“Electrification is irreversible in India”, said Suman Mishra, CEO, Mahindra Electric at the day one of the 3-day EV Forum organised by Autocar Professional. Other panelists including Sun Mobility’c co-founder and vice chairman, Chetan Maini, Tata Motors Product Line Director, EV and ALFA architecture, Anand Kulkarni and Nagesh Basavanhali, Group CEO & MD, Greaves Cotton also agreed to what the Mahindra Electric CEO said while discussing the ‘transition to mass scale e-mobility’.
According to her, we are going to see a significant shift from conventional ICE vehicles, “This is going to change faster than we anticipate.” Variety of market studies indicate that almost 90 percent of customers are looking to move to EV, the major drivers will be the ecosystem, charging, price points, mass market products. she mentioned.

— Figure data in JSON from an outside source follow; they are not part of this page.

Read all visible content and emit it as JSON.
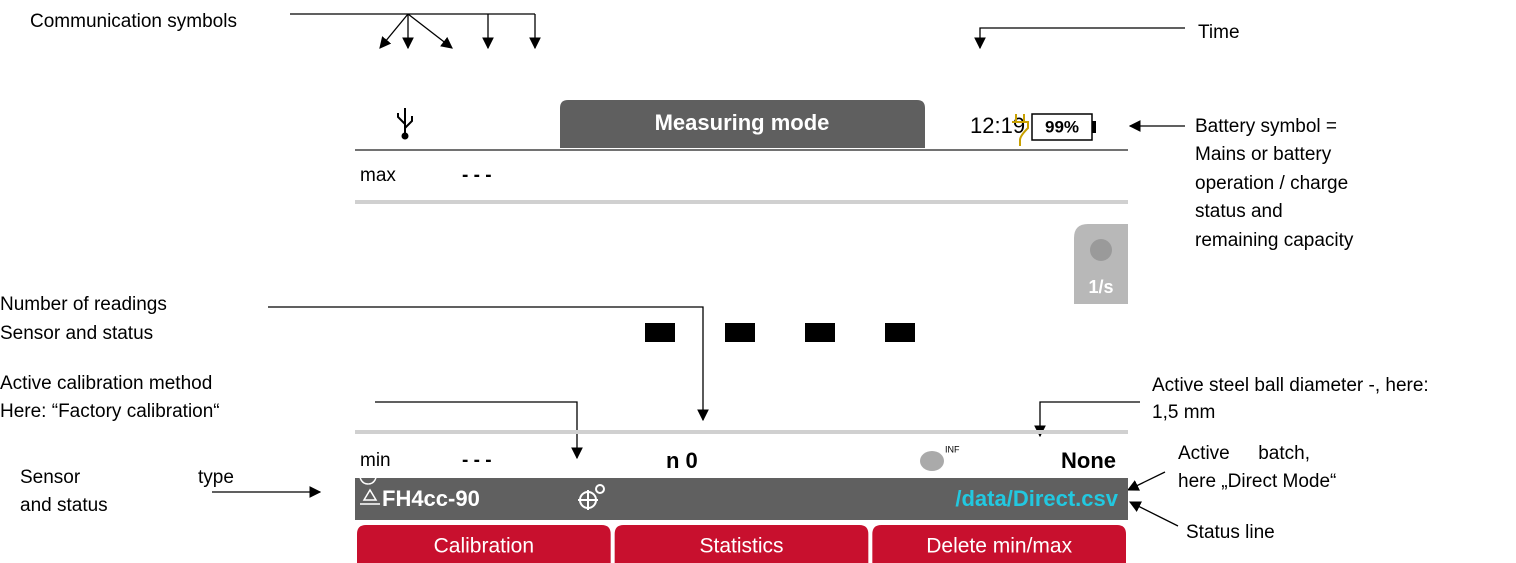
{
  "annotations": {
    "communication": "Communication symbols",
    "time": "Time",
    "battery": [
      "Battery symbol =",
      "Mains or battery",
      "operation / charge",
      "status and",
      "remaining capacity"
    ],
    "readings": [
      "Number of readings",
      "Sensor and status"
    ],
    "calibration": [
      "Active calibration method",
      "Here: “Factory calibration“"
    ],
    "ball": [
      "Active steel ball diameter -, here:",
      "1,5 mm"
    ],
    "sensor": [
      "Sensor",
      "type",
      "and status"
    ],
    "batch": [
      "Active",
      "batch,",
      "here „Direct Mode“"
    ],
    "status_line": "Status line"
  },
  "screen": {
    "title": "Measuring mode",
    "time": "12:19",
    "battery": "99%",
    "max_label": "max",
    "max_value": "- - -",
    "rate": "1/s",
    "min_label": "min",
    "min_value": "- - -",
    "count": "n 0",
    "ball_icon": "INF",
    "ball_value": "None",
    "sensor": "FH4cc-90",
    "batch": "/data/Direct.csv",
    "buttons": [
      "Calibration",
      "Statistics",
      "Delete min/max"
    ]
  }
}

Mishra explained that the constant increase in fuel prices along with a certain level of price parity have also impacted this shift, “almost 65 percent of three-wheelers are on track for electrification and they are close to the TCO tipping point in their life cycle. For three-wheelers we are already at the TCO tipping point, particularly because of the FAME subsidy. Also, we expect around 25 percent of e-autos will be there in the market in the next 3-4 years and 60-70 percent by 2030.”

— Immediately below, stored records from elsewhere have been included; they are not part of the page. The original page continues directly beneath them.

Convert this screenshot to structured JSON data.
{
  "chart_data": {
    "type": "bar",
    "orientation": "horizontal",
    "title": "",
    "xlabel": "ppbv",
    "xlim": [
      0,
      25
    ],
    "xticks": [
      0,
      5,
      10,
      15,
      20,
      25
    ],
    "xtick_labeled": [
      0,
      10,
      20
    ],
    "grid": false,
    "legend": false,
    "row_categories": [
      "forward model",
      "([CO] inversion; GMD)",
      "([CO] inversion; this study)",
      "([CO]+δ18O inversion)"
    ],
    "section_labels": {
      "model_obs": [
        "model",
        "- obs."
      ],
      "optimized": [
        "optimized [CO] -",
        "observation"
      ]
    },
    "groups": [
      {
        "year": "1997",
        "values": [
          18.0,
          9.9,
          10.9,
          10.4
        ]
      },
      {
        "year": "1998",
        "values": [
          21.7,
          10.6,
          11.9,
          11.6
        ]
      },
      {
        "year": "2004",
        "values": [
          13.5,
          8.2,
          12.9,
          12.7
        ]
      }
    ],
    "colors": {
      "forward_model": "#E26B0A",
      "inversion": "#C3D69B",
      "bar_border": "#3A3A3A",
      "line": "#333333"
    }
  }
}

Echoing Suman Mishra’s comment, Sun Mobility’c co-founder and vice chairman, Chetan Maini mentioned that the time for electric vehicles has come and battery swapping will be one of the enablers, “battery related challenges are different for various vehicle segments. The context and technology as well as the solution will be different, depending on the battery cycles.”
Tata Motors' product line director of EV and ALFA architecture, Anand Kulkarni stated that 'this is the best time to be in the electric field'. According to him, there are products now that can dispel the myths that are there in the EV field with regards to infrastructure, range and more. He added that people are also enquiring a lot about EV.
“Around 25 percent of the Nexon enquiries are for the EV. And, the penetration of EV will only improve further,” he said.
Nagesh Basavanhali, Group CEO & MD, Greaves Cotton, said “These are exciting times. We have moved people and cargo over the generations. Now the transition to a future of clean sustainable solutions is happening. Financing has been an issue and these challenges are getting addressed now. Most leading banks are now more open to financing EV two-wheelers. This is a key enabler for mass scalability."
CNG vs EV: Not the same route
Discussing about the transition to EVs and on concerns whether they will also meet a similar fate as CNG, Mishra said that the availability of the fuel was a key challenge in the CNG vehicles. “EVs will not face such a challenge. The shift towards EVs is a non-reversible one. A lot of indicators are pointing towards this.”
Anand Kulkarni pointed out that, “Lack of historical data a challenge in deciding EV resale value. Depreciation of value is huge (20-25%) in year 1. This becomes more favourable for 2nd & 3rd user. Initial fluctuation in residual value will stabilise as more products are in place.”
Sharing the platform an option?
The one-size-fits-all approach is not ideal for the EV field according to Chetan Maini. He stated that the indigenisation will give a competitive advantage involving OEMs, suppliers and the complete ecosystem.
On the other hand, Anand Kulkarni mentioned that it is not new for the OEMs to share a platform and it has been there for a long time. But when it comes to EV, only select parts can be used commonly. He added that, “cross sharing of platforms will be a little difficult unless there are certain conditions.”
Mentioning a similar point, the Mahindra Electric CEO added that there are two areas where we can find commonalities – supply ecosystem and software, “The shift of the profit pool is unlikely to go in one direction. OEMs need to look for a balance in the margin scenario. They have a stake in tech and EV manufacturing. EV servicing is a challenge; training is crucial and equipment is relatively expensive.”
Bypassing the hybrid
On the topic of hybridisation, the industry leaders agreed that now is the time for EV and not hybrids. With the battery prices going down drastically, the tilt is more in favour of EVs. Suman Mishra pointed out that, hybridisation is not a profitable option at the moment, “It will be adding complexity without gaining any advantage in terms of lower emission. The focus is now on direct shift to electrification.”
“By 2030, India may have 40-50 percent of its fleet as electric, making a case for wider renewable energy sources. Clean energy ecosystem at an affordable rate makes business sense for all. Rooftop will be a great distribution. And, 20-30 percent can quite easily come there. When policy changes come in, it will be easily adoptable,” Chetan Maini signed off.